When the FBI searched the alleged station in October 2022, Lu and Chen were questioned by officials. Prosecutors claimed that when their phones were confiscated as part of the search, both individuals revealed they had deleted communications with a Chinese Ministry of Public Security officer who was allegedly controlling their activity in the US.

Prosecutors claim that Lu has contacts to Chinese law enforcement and that he was hired to assist China with “repressive activities” in the US starting in 2015, including harassing Chinese dissidents.

Both Lu and Chen may spend up to 25 years in jail if found guilty.
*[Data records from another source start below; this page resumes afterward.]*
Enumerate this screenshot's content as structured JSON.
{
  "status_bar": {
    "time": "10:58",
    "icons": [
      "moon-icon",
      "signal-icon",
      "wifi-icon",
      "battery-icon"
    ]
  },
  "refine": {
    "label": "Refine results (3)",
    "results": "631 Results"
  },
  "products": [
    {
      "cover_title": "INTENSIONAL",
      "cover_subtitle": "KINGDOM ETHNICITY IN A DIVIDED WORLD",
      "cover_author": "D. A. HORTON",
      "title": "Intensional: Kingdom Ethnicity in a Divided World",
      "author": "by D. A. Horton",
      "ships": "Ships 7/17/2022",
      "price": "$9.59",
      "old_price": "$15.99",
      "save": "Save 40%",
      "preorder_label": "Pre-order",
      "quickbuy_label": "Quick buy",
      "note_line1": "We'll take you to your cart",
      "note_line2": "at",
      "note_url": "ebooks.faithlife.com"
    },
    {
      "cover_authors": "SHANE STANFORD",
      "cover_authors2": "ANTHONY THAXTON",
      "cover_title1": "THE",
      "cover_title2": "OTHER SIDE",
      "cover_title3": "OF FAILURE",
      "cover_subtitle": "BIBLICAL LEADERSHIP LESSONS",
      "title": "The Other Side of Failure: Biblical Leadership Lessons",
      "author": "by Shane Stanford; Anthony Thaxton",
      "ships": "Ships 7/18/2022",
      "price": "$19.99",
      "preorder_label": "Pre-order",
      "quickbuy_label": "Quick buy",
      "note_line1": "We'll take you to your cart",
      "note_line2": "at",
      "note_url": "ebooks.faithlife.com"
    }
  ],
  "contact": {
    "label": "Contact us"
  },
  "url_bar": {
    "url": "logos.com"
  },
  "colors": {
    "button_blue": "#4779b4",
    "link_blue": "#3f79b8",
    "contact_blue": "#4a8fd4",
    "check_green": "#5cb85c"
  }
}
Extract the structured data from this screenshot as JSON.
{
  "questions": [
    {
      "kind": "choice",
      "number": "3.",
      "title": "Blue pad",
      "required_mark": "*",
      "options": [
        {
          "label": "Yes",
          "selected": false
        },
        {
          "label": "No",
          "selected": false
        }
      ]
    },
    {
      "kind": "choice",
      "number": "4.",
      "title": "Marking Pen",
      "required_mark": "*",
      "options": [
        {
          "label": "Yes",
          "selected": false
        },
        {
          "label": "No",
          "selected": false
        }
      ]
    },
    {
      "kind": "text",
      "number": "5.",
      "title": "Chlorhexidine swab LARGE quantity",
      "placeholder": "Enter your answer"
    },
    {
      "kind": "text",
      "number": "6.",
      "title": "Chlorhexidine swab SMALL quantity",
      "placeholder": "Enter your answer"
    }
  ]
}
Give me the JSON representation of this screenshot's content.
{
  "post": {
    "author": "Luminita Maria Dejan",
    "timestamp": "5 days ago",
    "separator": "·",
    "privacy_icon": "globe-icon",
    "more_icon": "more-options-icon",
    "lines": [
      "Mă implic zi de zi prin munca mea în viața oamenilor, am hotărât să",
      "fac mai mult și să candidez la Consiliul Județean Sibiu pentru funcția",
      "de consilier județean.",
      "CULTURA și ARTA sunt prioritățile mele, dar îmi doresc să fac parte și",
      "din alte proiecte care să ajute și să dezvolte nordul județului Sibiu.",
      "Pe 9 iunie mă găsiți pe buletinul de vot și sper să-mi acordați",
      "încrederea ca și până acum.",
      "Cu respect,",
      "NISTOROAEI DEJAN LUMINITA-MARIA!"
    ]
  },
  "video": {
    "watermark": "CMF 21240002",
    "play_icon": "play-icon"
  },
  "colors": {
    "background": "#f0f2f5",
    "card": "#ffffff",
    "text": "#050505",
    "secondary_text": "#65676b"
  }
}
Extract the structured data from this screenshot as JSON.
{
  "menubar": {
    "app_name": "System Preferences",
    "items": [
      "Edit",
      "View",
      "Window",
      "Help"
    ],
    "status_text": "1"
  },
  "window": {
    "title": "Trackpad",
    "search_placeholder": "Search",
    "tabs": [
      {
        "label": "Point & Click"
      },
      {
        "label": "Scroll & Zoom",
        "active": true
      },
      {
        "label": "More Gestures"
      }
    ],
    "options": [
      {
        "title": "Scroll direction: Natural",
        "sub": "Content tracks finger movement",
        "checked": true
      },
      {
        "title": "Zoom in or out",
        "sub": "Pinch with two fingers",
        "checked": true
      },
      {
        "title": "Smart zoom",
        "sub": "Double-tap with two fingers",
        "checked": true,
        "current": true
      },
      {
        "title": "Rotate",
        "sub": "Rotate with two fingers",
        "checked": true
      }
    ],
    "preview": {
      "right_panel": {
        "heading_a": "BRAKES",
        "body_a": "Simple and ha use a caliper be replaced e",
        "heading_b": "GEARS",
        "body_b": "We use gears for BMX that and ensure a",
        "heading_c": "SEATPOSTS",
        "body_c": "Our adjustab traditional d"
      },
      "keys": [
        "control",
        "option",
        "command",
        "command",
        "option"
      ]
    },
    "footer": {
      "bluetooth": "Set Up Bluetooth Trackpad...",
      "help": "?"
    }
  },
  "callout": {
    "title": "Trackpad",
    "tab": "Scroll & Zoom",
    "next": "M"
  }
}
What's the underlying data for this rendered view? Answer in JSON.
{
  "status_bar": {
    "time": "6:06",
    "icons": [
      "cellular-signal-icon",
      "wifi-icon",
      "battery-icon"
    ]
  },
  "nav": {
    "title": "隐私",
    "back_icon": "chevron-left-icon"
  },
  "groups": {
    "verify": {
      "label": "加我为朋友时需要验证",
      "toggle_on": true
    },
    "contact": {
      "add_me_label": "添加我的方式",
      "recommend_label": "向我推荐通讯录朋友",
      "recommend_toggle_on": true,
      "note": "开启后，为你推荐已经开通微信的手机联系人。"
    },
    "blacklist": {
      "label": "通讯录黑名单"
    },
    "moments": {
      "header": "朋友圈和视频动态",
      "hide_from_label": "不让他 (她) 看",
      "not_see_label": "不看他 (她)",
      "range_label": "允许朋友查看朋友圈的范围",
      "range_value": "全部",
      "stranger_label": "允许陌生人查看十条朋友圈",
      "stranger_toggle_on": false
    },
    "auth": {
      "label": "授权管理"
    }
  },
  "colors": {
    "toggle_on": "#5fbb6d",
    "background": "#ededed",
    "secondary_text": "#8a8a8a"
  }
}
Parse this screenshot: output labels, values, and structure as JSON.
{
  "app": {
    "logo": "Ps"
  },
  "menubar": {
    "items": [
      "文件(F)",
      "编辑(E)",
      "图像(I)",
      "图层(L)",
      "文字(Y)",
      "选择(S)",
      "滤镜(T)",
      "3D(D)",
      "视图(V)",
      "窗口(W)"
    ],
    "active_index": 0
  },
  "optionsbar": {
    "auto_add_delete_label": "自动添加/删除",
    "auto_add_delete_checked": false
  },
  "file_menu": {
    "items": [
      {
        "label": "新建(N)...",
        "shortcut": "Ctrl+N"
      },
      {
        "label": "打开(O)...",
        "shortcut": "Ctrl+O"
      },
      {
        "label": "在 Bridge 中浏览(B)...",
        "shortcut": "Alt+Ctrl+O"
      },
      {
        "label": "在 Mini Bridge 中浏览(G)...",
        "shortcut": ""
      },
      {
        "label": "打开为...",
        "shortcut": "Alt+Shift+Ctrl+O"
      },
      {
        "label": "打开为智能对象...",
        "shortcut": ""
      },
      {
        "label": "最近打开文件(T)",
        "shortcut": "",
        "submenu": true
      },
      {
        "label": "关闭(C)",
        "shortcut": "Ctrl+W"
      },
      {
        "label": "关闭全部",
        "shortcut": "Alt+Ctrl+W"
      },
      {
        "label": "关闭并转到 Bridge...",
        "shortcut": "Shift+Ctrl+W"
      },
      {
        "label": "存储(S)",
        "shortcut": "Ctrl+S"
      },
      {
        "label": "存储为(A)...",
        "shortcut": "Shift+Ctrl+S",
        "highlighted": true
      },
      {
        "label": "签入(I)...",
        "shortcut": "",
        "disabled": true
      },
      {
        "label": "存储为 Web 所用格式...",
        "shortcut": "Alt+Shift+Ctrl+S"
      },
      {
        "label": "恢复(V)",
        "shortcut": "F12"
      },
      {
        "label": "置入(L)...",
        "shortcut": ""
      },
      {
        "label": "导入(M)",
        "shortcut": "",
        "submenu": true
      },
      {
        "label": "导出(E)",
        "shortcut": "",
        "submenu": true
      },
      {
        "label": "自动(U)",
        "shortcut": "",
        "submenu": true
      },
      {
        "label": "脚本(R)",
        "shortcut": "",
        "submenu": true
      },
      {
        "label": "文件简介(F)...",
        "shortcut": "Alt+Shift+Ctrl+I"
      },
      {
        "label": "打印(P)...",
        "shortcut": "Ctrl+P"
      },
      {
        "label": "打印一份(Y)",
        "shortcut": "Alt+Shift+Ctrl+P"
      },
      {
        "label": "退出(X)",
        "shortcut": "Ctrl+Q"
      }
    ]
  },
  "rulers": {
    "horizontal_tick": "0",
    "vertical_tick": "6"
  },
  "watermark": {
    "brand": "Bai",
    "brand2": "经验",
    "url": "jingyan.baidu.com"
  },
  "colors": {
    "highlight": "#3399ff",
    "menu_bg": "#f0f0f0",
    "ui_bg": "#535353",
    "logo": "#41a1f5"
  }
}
The stations are thought to be among the 100 or so that are currently in operation worldwide in 53 nations, including the UK and the Netherlands. Additionally, Canada’s federal police launched a probe into two locations in the Montreal region that were allegedly used as police outposts last month. The federal police of Canada requested Chinese Canadians who may have received threats from “alleged Chinese police stations” to come forward last month.

The locations are “overseas service stations” built during the pandemic to help citizens abroad with driver’s licence renewal and similar issues, according to Chinese embassies in the US and Canada. Prior to this, China has denied running the stations, referring to them as “service centres” for citizens living abroad.

However, human rights organisations have charged China with using the outposts to intimidate and watch over Chinese citizens abroad.